Leaving Montbéliard on a wet and rainy day we headed in the direction of the Rhine. Our next planned stop was the small pleasure craft port in Montreux-Château. Montreux-Château’s port small straddles the border of the Haut-Rhin and Territoire de Belfort Departments, the official edge of the Alsace region since the end of the Franco-Prussian War in 1871.
With “château” in the commune’s name we figured there must be a castle to see somewhere nearby. But as we discovered after exploration on foot there wasn’t a castle to be seen. Indeed there wasn’t even a large stately home that could be mistaken as a château anywhere nearby.
Some after the fact Internet searching revealed that Montreux’s castle had collapsed in 1750. After the Revolution the château’s stone was recycled for use in the foundations of the village’s half-timbered houses. So aside from a small, nicely restored chapel and some undoubtedly lovely stones mostly hidden in other buildings’ foundations the namesake château lives on only in Montreux’s name.

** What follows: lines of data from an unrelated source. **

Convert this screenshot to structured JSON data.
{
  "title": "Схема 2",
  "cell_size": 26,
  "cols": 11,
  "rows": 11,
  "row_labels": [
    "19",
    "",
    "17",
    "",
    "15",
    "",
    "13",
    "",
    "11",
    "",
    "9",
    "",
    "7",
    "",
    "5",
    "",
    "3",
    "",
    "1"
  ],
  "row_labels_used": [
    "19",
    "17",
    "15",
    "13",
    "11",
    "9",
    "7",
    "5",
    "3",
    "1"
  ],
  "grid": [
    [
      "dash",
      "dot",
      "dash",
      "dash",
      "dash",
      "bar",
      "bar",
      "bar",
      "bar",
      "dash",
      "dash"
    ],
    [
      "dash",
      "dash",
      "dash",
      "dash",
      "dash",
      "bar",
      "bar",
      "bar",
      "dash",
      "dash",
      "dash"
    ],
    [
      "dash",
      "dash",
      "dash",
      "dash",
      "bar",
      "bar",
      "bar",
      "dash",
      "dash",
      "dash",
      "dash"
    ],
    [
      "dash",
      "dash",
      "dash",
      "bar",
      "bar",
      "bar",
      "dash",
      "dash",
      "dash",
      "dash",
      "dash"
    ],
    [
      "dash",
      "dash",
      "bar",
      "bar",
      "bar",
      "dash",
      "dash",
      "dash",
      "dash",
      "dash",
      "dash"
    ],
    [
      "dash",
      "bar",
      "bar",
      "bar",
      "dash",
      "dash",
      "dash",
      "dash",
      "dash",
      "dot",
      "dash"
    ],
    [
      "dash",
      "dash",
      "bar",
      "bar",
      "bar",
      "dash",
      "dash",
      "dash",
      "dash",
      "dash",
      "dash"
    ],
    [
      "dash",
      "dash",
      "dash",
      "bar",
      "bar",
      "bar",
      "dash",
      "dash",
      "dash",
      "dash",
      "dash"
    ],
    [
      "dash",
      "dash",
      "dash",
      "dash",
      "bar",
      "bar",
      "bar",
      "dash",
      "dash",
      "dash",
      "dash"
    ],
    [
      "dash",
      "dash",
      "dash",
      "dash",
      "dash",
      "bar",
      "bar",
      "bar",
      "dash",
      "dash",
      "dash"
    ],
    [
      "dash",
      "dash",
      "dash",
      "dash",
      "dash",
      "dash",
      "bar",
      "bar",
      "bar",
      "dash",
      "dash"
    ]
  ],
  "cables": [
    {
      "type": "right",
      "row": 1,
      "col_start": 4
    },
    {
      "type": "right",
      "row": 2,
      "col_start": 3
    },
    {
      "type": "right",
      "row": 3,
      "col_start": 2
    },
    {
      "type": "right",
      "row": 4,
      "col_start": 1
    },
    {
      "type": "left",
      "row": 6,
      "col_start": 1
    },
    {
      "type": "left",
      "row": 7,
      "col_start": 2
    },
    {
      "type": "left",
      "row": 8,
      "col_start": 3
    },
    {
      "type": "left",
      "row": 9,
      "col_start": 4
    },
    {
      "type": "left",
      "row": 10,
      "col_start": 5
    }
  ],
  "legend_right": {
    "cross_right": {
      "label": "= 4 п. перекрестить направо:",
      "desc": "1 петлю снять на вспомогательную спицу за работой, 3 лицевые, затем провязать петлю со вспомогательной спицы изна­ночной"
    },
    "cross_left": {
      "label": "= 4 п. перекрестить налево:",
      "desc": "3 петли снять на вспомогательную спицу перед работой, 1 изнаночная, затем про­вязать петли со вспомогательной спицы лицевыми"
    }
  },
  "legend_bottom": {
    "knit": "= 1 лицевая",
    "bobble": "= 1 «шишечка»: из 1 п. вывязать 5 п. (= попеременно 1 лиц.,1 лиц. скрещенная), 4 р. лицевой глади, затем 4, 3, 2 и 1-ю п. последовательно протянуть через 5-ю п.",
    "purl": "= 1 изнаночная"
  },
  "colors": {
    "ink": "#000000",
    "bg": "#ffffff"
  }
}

Castle or not, Montreux-Château is a pleasant serviced mooring. The banks of the canal port are lined with trees and flowers. Its garden-like setting had us questioning our decision to tell the lock keeper that we would be continuing on the next morning. We could always stay longer on the return trip, or so we thought at the time.
It is 21.5 kilometers with 11 locks, one lifting bridge, and a pont-canal between Montbéliard and Montreux-Château. Wanderlust’s engine ran for 5.4 hours.